In 1996, the Oakland School Board passed a resolution that recognized African American Vernacular English (AAVE) as its own language as a way of catering educational methods to improve their struggling Black students. This forward-thinking resolution was similar in alignment to teaching English as a Second Language (ESL) as a way of translating their native tongue into the Standard Variety of English used in academia. 

The different dialects of English are a generally controversial concept due to the different standards they each respectively hold AAVE, Chicano English (CE) and Hawaiian Pidgin (HCE) are three prominent dialects in the United States that are considered inferior to Standardized English. The hierarchy of language is classist in itself. Those in power – historically white males – are in positions of authority where they are able to create the hierarchy in the first place. This is what pressured the repeal of the Oakland School Board’s resolution. 

Criticism of the school board’s AAVE resolution was heard all throughout the U.S., even Oklahoma called it to be a state of emergency in 1997 while also passing House Bill No. 1810, prohibiting the utilization of AAVE in schools. However, linguists acknowledge AAVE as its own complex language with its own set of grammatical rules and patterns.
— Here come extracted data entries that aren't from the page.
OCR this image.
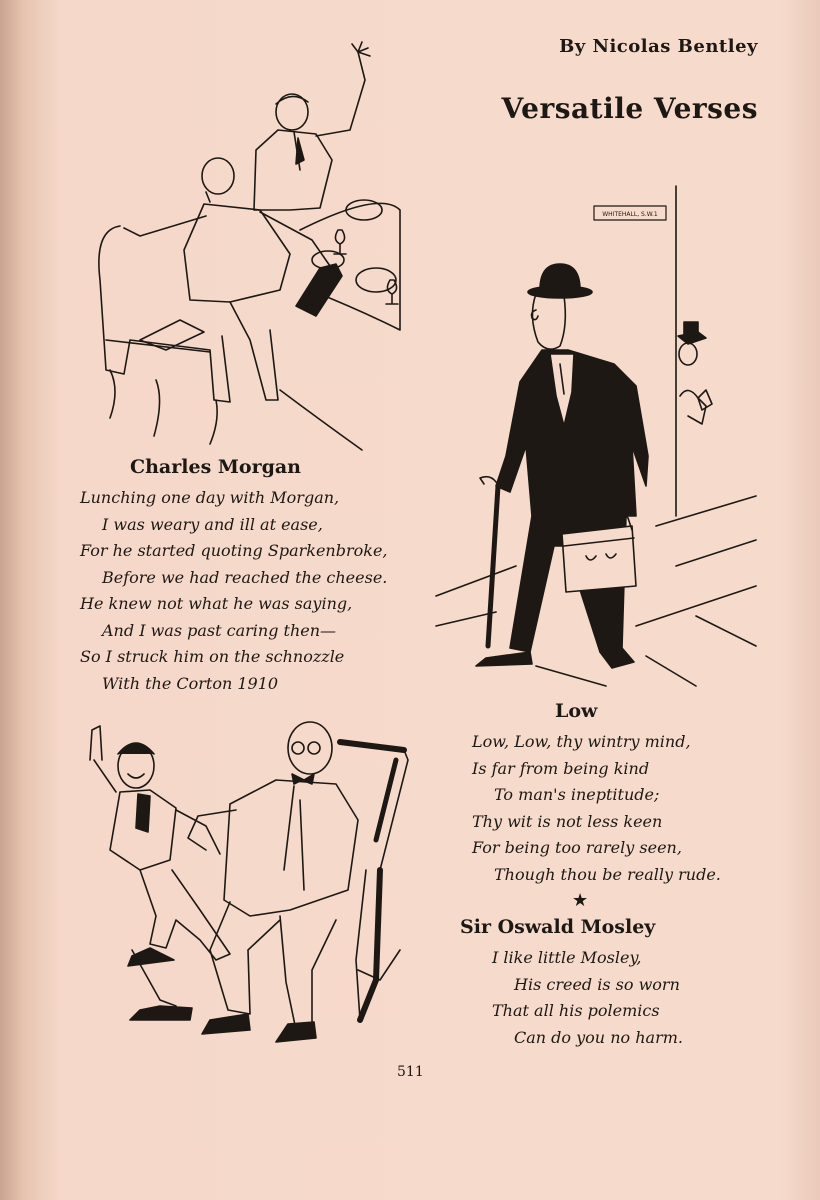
By Nicolas Bentley
Versatile Verses
WHITEHALL, S.W.1
Charles Morgan
Lunching one day with Morgan,
I was weary and ill at ease,
For he started quoting Sparkenbroke,
Before we had reached the cheese.
He knew not what he was saying,
And I was past caring then—
So I struck him on the schnozzle
With the Corton 1910
Low
Low, Low, thy wintry mind,
Is far from being kind
To man's ineptitude;
Thy wit is not less keen
For being too rarely seen,
Though thou be really rude.
★
Sir Oswald Mosley
I like little Mosley,
His creed is so worn
That all his polemics
Can do you no harm.
511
The American public education system is not designed to cater to students of varying ethnicities, cultural backgrounds, and racial identities, and this much is clear. It remains to uphold the ever-present pattern of white suppression and Black oppression. Not recognizing AAVE as its own entity supports this American narrative. 

The lack of diversity of educators also plays a role in the ongoing oppression of students of color. Diversity among educators creates a unique dynamic in the classroom that improves the quality of education. The understanding of the shared experiences between the students and their teacher creates a safer atmosphere. 

In my history of K-12 schooling, I have only had three teachers of color. Though many of my white teachers and professors were generally decent people, the lack of willingness to understand the backgrounds of their students of color was another hurdle to cross. Many ignorant comments were made towards my peers and me from this lack of understanding, affecting the quality of our education and desire to learn from those respective teachers.

For America to call itself a Western country that prides itself on freedom and liberty, it must dismantle the many preventable roadblocks. Teaching AAVE is a good first step to make education more diverse and accessible for everyone.